| 39 FERIA DEL LIBRO DE VALLADOLID | MÉXICO, PAÍS INVITADO
Alatriste, Morábito y Enrigue, tres ventanas a la literatura mexicana
«En España no hay interés por la literatura que se hace al otro lado del charco», afirman los autores
Abrieron el fuego de la representación mexicana en la Feria. Saeltiel Alatriste, Fabio Morábito y Álvaro Enrigue tomaban ayer contacto con la realidad de la Feria del Libro de Valladolid, entre la perplejidad por tener ese protagonismo y la conciencia de que la literatura de su país es muy poco conocida en España.
Saeltiel Alatriste (México 1949) vive en Barcelona y publica en España. El autor de 'Los desiertos del alma', habla, pues, con conocimiento de causa. «En España no se conoce la literatura mexicana ni en México la española. Pero tampoco en Argentina se conoce lo que se escribe en México o en España. Hay como una balcanización de la cultura en español que es un fenómeno muy desfavorable tanto para los escritores como para los lectores. En España hay de todas formas una indiferencia hacia lo que se hace en América Latina en general, aunque por parte de los editores sí se detecta interés».

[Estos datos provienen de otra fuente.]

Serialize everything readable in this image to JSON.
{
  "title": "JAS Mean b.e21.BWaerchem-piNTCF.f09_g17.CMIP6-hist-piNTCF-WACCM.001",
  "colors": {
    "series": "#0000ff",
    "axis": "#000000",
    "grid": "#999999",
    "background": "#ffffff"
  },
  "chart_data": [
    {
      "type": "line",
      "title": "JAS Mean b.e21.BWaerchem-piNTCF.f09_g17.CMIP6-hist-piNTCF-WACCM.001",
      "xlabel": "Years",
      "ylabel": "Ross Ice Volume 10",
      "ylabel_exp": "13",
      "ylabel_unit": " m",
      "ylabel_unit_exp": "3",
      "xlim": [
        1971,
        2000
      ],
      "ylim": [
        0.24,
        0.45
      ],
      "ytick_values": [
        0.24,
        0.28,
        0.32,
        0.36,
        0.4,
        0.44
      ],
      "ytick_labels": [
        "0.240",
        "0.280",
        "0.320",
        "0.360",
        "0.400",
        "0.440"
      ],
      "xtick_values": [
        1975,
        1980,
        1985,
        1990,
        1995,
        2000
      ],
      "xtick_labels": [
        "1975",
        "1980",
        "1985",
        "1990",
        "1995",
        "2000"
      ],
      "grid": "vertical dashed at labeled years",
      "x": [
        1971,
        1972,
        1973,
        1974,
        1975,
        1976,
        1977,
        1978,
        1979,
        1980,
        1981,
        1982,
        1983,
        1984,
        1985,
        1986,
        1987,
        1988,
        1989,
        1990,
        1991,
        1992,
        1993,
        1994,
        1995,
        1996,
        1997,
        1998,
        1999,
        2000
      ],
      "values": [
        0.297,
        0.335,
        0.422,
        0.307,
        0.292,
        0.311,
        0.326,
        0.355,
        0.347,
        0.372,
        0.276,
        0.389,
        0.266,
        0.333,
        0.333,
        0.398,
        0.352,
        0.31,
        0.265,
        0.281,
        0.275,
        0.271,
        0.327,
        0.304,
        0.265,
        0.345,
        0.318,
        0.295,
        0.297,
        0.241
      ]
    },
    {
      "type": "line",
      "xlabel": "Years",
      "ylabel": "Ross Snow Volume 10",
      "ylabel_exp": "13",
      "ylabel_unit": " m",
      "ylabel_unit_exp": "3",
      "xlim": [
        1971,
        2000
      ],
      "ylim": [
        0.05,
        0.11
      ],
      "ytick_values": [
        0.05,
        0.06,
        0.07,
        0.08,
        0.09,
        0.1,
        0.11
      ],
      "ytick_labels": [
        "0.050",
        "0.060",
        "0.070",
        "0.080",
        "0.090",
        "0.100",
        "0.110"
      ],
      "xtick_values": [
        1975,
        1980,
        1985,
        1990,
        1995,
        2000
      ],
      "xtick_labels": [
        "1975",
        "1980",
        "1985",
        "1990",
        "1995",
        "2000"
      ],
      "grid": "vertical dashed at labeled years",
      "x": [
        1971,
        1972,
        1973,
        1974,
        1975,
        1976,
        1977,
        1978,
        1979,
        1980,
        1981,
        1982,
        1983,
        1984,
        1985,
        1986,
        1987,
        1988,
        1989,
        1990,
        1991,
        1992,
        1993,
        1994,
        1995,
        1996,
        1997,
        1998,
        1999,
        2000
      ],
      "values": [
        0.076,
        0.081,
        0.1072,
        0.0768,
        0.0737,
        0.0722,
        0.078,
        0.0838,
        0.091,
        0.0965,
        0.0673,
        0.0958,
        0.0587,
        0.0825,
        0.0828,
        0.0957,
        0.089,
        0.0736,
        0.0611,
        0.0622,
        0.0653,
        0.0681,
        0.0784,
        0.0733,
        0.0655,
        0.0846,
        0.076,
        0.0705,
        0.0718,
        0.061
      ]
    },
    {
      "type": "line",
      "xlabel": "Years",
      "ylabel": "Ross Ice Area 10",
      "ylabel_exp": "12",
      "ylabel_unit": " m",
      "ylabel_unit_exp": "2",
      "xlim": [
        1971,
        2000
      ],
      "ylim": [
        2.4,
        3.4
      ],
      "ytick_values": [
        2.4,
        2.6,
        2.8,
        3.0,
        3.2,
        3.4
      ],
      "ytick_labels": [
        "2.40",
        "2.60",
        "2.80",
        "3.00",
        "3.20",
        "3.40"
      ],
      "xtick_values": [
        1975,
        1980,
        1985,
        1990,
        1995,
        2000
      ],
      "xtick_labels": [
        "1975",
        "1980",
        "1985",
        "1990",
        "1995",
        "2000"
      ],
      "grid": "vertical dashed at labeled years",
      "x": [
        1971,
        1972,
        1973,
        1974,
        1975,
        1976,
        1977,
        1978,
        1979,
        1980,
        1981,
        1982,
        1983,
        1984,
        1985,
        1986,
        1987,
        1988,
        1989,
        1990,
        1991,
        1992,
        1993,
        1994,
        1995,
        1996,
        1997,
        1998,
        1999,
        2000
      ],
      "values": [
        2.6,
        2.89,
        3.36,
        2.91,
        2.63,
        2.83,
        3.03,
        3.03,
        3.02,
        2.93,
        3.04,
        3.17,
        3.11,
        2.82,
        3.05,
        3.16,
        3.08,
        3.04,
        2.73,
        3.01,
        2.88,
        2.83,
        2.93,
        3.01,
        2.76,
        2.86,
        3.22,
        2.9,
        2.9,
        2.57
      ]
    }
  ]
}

Álvaro Enrigue (México, 1969), que a pesar de su ya larga trayectoria editorial solo tiene una novela publicada en España -'El cementerio de sillas'- es el más irónico de los tres. «Lo que dice Saeltiel es químicamente cierto. Pero a mí no deja de conmoverme el que estemos aquí en una Feria del Libro que tiene a México como país invitado sin que encuentre unas razones muy claras para que lo sea. ¿Qué hacemos aquí? De entrada eso muestra un cierto interés por parte de los promotores culturales. Y eso sirve para que uno termine empapándose de otras literaturas».
Fronteras
Para Fabio Morábito existe entre los latinoamericanos una frontera mental y psicológica. «Para que un libro editado, por ejemplo, en Guatemala o en Perú sea conocido en Argentina tiene que pasar por la reedición en España. En principio los latinoamericanos son más curiosos y abiertos que los europeos pero su curiosidad se dirige a la metrópoli». El autor de 'Grieta de fatiga' considera que entre los poetas se da menos ese desconocimiento. «Los poetas se conocen entre sí más que los narradores quizá porque ellos tienen ya una batalla perdida».
No creen que exista un rasgo distintivo de la literatura mexicana, aunque detectan un cierto sentido del humor que pudiera actuar como denominador común. «Pero hay algo que quizá nos diferencia -apunta Saeltiel Alatriste- y es que en México no hay distancia entre las generaciones. Autores de distintas edades actúan en común y esto creo que no se da en otros países».